# need a small gas welding set, recommendations sought



## woodfarmer (28 Jul 2016)

Having just had a defibrillator fitted I find I cannot now use an electric welder. Used to using MMA but many years ago used oxy acetylene. is there such a thing these days for small odd bits of welding? PS I live in France.


----------



## Homers double (29 Jul 2016)

Hi mate 
Take a trip to your local castorama, I was in the Beziers store a few weeks ago and they sold a complete oxy / acetylene set up for about €200. 
Harvey


----------



## Myfordman (29 Jul 2016)

Casto want best part of 1000 euro just to get the bottles and gas according to their website.
A complete set up for 200 euro sounds very good. Might even have a look when I'm over later on in the year.

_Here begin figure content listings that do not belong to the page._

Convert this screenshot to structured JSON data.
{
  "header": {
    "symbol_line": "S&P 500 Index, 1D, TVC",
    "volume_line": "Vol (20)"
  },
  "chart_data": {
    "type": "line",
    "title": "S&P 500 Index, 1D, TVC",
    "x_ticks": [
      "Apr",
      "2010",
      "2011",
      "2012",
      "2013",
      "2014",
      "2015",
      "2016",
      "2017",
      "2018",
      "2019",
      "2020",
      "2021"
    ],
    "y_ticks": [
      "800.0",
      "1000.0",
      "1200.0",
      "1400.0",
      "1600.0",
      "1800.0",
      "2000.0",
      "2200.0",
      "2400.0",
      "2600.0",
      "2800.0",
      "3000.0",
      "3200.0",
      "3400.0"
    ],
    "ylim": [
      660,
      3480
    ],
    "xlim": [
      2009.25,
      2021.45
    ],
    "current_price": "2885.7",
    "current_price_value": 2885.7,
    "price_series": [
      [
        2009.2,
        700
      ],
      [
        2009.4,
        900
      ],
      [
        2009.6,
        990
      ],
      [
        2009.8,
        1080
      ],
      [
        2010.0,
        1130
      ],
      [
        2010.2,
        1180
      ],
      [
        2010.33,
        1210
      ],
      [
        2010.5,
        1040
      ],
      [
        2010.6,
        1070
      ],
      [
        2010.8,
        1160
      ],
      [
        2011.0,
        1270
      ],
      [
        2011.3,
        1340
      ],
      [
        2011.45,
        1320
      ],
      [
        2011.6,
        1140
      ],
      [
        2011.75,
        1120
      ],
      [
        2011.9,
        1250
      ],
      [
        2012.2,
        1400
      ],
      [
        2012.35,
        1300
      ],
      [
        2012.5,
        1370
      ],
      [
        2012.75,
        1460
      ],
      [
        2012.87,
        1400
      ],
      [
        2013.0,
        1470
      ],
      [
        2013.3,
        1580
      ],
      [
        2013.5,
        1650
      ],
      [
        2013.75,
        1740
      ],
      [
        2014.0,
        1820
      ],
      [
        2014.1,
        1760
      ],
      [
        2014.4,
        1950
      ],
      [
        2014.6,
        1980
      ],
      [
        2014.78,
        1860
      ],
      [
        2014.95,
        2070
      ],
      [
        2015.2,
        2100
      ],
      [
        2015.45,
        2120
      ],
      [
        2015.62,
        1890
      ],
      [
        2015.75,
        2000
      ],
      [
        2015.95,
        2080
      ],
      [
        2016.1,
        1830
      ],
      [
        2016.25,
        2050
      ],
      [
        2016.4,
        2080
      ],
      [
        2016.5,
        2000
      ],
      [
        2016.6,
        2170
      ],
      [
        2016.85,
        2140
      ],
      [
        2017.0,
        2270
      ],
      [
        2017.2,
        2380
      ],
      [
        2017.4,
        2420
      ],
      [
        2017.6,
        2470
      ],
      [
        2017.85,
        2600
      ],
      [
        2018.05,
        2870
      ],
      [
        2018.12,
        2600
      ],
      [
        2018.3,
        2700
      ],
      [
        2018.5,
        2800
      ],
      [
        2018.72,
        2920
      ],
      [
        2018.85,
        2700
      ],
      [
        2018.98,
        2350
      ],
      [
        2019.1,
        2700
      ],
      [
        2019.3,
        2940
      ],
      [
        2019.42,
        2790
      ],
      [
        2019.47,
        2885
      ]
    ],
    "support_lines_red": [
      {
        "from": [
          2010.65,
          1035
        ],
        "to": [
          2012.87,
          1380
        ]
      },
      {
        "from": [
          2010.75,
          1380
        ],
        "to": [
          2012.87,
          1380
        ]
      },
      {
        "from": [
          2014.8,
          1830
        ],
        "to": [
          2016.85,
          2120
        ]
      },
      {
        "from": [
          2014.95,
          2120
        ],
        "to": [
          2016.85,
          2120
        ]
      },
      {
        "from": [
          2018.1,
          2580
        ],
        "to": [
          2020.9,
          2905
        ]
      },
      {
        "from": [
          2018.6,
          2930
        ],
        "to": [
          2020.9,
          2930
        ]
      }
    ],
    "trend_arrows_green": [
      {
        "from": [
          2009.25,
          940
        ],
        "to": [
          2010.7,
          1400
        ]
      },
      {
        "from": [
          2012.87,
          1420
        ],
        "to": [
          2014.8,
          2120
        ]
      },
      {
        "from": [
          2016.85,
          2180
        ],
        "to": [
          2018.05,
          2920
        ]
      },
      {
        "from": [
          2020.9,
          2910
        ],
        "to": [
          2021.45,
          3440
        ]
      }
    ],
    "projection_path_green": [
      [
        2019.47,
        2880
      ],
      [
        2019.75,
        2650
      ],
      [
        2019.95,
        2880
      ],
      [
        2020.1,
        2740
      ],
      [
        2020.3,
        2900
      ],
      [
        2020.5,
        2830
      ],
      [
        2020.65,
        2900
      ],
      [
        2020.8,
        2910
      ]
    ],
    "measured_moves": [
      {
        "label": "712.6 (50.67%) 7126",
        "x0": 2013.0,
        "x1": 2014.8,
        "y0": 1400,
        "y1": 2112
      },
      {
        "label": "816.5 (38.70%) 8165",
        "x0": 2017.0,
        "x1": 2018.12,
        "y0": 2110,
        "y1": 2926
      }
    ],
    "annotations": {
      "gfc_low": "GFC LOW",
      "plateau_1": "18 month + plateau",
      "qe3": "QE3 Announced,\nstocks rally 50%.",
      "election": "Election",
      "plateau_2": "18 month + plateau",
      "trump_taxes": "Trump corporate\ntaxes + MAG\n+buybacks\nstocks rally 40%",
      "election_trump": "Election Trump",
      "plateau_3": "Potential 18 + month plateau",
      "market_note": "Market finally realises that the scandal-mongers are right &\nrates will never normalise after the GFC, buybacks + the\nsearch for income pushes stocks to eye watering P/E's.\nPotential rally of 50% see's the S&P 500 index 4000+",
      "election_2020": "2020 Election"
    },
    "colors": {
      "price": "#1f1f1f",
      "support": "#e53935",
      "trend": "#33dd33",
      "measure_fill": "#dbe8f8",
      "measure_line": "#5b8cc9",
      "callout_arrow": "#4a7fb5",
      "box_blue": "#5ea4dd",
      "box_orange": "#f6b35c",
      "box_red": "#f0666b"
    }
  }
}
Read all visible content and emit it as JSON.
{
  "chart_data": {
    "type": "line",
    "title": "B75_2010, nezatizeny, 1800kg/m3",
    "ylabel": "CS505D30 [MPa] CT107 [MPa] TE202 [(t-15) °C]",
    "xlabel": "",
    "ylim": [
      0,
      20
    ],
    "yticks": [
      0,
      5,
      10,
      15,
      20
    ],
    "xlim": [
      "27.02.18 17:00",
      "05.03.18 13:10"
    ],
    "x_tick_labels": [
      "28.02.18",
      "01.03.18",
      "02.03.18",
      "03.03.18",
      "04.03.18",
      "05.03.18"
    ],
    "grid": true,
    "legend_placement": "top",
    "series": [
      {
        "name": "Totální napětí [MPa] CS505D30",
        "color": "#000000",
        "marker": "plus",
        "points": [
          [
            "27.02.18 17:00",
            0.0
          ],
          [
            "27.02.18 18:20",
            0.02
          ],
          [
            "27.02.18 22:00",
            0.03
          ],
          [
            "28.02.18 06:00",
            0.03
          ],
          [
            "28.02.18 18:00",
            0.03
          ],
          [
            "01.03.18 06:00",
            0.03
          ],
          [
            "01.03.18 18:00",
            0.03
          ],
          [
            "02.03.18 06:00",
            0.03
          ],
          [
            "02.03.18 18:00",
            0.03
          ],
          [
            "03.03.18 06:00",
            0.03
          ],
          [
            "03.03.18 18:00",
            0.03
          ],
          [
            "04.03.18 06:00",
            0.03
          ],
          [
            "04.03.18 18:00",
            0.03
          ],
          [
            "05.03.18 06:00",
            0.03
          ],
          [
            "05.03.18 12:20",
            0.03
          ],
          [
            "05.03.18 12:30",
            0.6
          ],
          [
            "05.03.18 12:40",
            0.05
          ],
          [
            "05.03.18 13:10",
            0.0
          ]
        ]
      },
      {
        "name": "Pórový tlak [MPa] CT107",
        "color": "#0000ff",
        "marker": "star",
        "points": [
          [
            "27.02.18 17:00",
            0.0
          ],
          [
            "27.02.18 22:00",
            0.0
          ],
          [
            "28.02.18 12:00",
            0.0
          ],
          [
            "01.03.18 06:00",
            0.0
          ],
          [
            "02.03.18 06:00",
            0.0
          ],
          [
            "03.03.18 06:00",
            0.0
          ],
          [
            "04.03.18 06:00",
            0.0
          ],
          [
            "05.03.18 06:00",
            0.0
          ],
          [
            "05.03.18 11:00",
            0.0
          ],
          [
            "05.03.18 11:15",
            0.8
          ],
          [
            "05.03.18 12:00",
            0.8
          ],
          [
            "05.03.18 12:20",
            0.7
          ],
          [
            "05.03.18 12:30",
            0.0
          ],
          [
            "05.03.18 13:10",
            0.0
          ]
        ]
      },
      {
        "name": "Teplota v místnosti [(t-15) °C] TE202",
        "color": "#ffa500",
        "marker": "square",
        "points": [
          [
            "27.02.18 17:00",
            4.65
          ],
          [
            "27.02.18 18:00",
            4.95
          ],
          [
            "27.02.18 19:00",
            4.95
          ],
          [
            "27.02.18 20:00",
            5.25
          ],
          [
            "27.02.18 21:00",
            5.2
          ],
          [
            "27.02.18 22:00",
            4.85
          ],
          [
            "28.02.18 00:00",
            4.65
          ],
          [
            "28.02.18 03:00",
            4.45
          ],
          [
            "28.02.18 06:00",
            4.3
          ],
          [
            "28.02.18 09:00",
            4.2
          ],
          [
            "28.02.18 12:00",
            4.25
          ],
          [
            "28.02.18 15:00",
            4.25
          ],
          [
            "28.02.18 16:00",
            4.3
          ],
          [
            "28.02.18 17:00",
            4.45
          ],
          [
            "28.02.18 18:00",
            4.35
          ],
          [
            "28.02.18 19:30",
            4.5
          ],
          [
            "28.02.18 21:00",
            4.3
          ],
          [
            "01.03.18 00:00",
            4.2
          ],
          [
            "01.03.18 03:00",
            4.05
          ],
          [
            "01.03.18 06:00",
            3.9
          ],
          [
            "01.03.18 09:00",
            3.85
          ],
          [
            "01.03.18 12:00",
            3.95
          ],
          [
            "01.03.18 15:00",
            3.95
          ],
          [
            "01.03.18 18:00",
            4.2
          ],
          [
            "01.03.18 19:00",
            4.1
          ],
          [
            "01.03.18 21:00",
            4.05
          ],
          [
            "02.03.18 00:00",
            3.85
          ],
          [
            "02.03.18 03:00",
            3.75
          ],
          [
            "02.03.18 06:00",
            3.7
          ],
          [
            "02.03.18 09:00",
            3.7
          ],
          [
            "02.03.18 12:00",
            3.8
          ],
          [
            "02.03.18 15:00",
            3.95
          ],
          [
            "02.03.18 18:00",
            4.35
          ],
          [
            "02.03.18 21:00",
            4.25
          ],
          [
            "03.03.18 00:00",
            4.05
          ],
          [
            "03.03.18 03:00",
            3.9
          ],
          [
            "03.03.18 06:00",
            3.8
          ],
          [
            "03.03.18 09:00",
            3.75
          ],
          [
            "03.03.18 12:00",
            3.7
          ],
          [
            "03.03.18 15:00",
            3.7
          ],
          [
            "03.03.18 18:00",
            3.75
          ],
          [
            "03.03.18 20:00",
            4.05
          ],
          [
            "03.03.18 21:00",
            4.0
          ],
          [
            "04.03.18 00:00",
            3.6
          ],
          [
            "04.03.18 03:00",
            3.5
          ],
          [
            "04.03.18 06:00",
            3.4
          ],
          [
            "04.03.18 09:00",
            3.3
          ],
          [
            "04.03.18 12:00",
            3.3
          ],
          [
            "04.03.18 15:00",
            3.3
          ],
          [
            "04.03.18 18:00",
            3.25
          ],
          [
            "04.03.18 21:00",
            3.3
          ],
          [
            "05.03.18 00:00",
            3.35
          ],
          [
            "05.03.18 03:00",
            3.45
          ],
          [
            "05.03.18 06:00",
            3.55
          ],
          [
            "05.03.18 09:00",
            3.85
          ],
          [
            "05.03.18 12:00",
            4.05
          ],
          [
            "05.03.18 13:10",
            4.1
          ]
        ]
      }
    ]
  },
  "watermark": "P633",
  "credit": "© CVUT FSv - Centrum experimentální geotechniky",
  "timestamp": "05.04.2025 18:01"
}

This looks a bit better http://www.mr-bricolage.fr/poste-a-soud ... -500l.html


----------



## graduate_owner (29 Jul 2016)

You can get rent free bottles of oxygen and acetylene these days, so you don't have to go with BOC etc. Refundable deposit. Around £200 for deposit p!us gas for both gases, plus of course cost of torch, nozzles, pipes and flashback arrestors. These often come up on fleabay, but new flashback arrestors would probably be sensible. Remember never use copper tube to join pipes.

K


----------



## flh801978 (30 Jul 2016)

Wow where can you get rent free acetylene from ?
Ian


----------



## Hitch (30 Jul 2016)

You might want to check your home insurance- I doubt many cover you for having Acetylene cylinders...


----------



## graduate_owner (30 Jul 2016)

Regarding acetylene, Roman Solutions in Llandovery supply it and they are agents for Industrial Gases Ltd. They can supply large or small cylinders ( as well as oxygen, nitrogen and various grades if argon mix).
Regarding insurance, I can't really say and I suppose different companies will have different views on it. I did contact the local fire brigade to ask about acetylene storage and they said there would be no problem as long as I observed the correct handling proceedures. 

K


----------



## Myfordman (30 Jul 2016)

Industrial Gases based in Hereford, seem to be a small outfit without even a website so it maybe that this deposit only arrangement it quite localised.


----------



## Hitch (30 Jul 2016)

Have a look at http://www.hobbyweld.co.uk/ Not much use in France i'm afraid W.f.


----------



## woodfarmer (1 Aug 2016)

Tried a big tool shop, big money 885.00. Our local Bricolage didn't have any gas sets. will try to make an outing to look in a Castorama. Thanks guys.


----------



## graduate_owner (3 Aug 2016)

You could try telephoning Roman Solutions to ask them for the details of the supplier. 01550 720533. I know they don't refill bottles themselves so they must have a supplier. 

K


----------



## woodfarmer (3 Aug 2016)

Located a couple, Local Brico Depot has little oxy propane sets for 105 euros, but cheapest acetylene I have found so far is about 500. Might just have to settle for silver soldering and brazing.


----------



## graduate_owner (3 Aug 2016)

For anyone who is interested, this is the phone number of Industrial Gases (UK) Ltd , taken from the argon bottle I have.

01432 279280.

K


----------



## woodfarmer (17 Aug 2016)

Thanks guys, My internet phone has been down again for a few weeks, Internet came back on today, had the phone since last Friday. In the end I bought one of these http://www.leroymerlin.fr/v3/p/produits ... 220-e66652 although from a different shop. Seems good for soldering and brazing but not for welding steel which is a bit sad as I have lots of stainless steel welding rods


----------



## DennisCA (24 Aug 2016)

These guys are in a buncha different countries:
http://albee-webshop.airliquide.com/AW2_LandingPage

I could've gotten 10l acetylene and oxygen bottles for 600 euros at the local air liquide supplier last time. refills 50/70 euros therefter depending on gas. I never struck though, instead I bought a stick/TIG machine so now I need argon instead.


----------